I patti di convivenza, per tutti i cittadini greci, sono legge dello stato ellenico. La Voulì, il parlamento di Atene, ha dato luce verde alla legge, con 193 sì, 56 no e 51 astenuti. A favore si sono espressi tutti i parlamentari di Syriza, quelli dell’area progressista e di centro dei socialisti del Pasok, quelli del Fiume e i parlamentari dell’Enosi Kendròon, l’Unione di Centro. Un no secco è invece arrivato dai comunisti ortodossi del Kke – che hanno definito le convivenze gay «una questione privata» – e dai neonazisti di Alba Dorata. I partner di governo di Syriza, i Greci indipendenti, si sono spaccati: sei hanno mantenuto l’atteggiamento negativo iniziale, mentre tre (tra cui la ministra del turismo, Elena Koundourà), si sono espressi a favore. Infine, il partito di centrodestra, Nuova Democrazia, si è diviso tra astensione, rifiuto dell’estensione dei diritti civili alle coppie gay, e appoggio della nuova legge.

Al momento dell’annuncio del risultato della votazione, tanto in piazza Syntagma, fuori dal parlamento, quanto tra il pubblico, molte coppie presenti, gay ed etero, si sono baciate per festeggiare. «Ciò che sarebbe dovuto essere considerato da tempo ovvio, prima della fine del 2015 è riuscito a diventare legge», ha titolato la stampa vicina a Syriza. «L’estensione dei diritti individuali e sociali rafforza sempre e ovunque la democrazia» ha commentato la nota analista politica Katerina Akrivopoùlou. La legge prevede l’estensione del diritto all’assistenza sanitaria, i pieni diritti di successione e la reversibilità della pensione. Esattamente come avviene nel matrimonio. Non viene contemplata, però, la possibilità di adozione e affido, inizialmente presente nel progetto di legge depositato da Syriza che però , non avendo la maggioranza assoluta in parlamento, ha dovuto ricorrere all’appoggio dei socialisti e dei centristi, che avevano sollevato obiezioni sulle adozioni, definendole «un discorso prematuro».

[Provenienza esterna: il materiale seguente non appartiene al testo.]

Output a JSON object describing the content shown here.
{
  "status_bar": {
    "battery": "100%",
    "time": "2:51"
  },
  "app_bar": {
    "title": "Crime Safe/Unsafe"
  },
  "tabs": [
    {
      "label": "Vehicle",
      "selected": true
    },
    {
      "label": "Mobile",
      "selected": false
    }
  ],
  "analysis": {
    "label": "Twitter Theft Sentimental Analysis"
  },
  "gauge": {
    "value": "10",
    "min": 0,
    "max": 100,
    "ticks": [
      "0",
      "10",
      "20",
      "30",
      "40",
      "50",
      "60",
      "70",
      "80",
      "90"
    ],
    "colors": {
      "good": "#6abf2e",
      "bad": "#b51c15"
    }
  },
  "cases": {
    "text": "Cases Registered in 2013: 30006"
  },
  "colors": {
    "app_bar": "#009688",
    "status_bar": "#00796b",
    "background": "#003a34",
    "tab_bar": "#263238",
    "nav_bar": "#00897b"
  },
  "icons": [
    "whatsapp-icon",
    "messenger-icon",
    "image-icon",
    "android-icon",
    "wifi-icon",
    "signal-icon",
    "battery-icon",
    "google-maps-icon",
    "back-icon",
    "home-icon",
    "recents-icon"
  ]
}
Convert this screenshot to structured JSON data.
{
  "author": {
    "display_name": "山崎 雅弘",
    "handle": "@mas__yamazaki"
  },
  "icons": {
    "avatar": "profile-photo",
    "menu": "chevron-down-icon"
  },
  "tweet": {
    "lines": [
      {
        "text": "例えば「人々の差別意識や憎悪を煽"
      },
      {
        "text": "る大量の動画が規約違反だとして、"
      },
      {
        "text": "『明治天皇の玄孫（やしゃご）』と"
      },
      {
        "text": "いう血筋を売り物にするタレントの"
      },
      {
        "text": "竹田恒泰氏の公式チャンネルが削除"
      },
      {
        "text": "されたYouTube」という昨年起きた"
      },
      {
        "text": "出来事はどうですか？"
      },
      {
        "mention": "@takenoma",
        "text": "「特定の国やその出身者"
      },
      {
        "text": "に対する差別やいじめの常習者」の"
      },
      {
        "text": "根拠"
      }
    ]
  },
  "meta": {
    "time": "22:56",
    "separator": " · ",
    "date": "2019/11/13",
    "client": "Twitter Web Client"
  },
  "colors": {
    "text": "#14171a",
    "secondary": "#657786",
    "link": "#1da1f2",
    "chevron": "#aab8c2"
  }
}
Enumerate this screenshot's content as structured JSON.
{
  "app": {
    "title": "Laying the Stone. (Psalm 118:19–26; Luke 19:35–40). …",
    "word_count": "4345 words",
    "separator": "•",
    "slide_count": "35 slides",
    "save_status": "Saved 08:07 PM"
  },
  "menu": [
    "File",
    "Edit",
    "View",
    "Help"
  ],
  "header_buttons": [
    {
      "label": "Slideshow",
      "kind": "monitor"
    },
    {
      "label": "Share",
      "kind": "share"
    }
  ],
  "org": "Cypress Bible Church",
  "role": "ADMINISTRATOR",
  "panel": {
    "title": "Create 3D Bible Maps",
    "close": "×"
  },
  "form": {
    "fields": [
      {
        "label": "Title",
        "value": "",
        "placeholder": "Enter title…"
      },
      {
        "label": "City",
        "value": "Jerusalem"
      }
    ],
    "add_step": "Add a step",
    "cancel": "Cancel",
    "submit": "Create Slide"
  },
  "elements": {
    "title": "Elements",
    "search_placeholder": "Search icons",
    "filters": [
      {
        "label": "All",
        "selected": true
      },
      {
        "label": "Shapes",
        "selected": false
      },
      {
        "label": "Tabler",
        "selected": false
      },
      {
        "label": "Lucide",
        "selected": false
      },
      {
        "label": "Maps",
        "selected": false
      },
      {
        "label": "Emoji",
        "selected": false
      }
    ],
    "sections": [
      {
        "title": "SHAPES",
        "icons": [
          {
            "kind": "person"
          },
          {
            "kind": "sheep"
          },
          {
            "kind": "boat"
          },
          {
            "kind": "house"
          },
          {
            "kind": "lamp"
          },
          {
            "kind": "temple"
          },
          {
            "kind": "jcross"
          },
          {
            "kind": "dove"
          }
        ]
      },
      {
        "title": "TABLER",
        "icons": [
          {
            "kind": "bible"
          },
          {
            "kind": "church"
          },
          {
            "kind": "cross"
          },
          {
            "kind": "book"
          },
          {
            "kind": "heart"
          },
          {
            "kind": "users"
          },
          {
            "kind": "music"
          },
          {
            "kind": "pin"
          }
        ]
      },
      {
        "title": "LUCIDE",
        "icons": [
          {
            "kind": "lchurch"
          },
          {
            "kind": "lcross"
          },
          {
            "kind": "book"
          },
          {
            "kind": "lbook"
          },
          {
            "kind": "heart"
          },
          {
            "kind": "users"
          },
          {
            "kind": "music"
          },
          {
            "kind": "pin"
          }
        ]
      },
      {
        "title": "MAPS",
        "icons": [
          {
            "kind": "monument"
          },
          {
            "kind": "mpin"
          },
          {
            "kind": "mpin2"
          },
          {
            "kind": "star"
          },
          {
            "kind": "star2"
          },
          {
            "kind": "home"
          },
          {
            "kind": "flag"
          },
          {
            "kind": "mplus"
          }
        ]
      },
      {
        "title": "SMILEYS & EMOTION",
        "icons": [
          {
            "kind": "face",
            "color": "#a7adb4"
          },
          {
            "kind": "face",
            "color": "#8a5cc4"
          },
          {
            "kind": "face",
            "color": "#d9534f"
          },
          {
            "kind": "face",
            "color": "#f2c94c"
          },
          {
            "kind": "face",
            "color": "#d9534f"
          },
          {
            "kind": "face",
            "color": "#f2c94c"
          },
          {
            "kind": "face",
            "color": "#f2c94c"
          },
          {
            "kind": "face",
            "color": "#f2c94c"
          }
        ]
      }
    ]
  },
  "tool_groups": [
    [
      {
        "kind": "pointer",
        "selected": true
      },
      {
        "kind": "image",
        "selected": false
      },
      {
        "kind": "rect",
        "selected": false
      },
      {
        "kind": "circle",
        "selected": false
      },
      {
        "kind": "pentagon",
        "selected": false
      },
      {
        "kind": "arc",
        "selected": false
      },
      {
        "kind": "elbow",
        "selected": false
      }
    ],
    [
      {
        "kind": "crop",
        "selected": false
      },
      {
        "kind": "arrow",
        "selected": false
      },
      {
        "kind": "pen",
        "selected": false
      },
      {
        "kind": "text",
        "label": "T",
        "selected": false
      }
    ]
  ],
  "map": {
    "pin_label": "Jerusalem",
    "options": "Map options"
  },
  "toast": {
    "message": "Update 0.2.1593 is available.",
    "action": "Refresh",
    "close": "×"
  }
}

Per la Grecia, comunque, è una svolta, un passo di portata storica, visto che sinora non era stata prevista alcuna forma di tutela per le coppie formate da partner dello stesso sesso. Alexis Tsipras, prendendo la parola in parlamento, ha voluto sottolineare che «si chiude un ciclo di arretratezza e se ne apre uno nuovo, di reale parità di fronte alla legge, di dignità e di rispetto per tutte le differenze». Secondo il leader greco – che ha chiesto anche scusa, a nome delle istituzioni, per il ritardo e l’indifferenza dimostrata negli anni passati dagli esecutivi di centrodestra – « ora il governo e il parlamento greco possono sentirsi, a ragion veduta, orgogliosi».

Non sono mancate, ovviamente, reazioni al limite della crisi di nervi da parte di alcuni ambienti vicini alla chiesa ortodossa. In un comunicato, la federazione ellenica delle famiglie numerose è arrivata a scrivere che «con questa legge vengono totalmente ribaltati i valori, gli ideali e le tradizioni della società della Grecia». Non è mancato neanche un riferimento, ripescato dalle pagine più buie del passato, all’«inversione presente in alcune persone sin dalla nascita».

Il governo di Alexis Tsipras, tuttavia, non si è voluto far impressionare o intimorire, e ha ottemperato, tra l’altro, in questo modo, alla sentenza della Corte europea dei diritti dell’uomo che, con una chiara condanna, aveva chiesto alla Grecia di estendere i patti di convivenza, previsti per le coppie etero già dal 2008, anche alle coppie omosessuali.
« È finita la barbarie sperimentata in prima persona, da chi non poteva stare accanto al proprio compagno nel momento del dolore e della perdita. Una barbarie patita da chi non aveva la legge al suo fianco» ha detto ai cittadini greci Tsipras. Una triste e profonda verità, che riguarda ancora, purtroppo, la realtà italiana.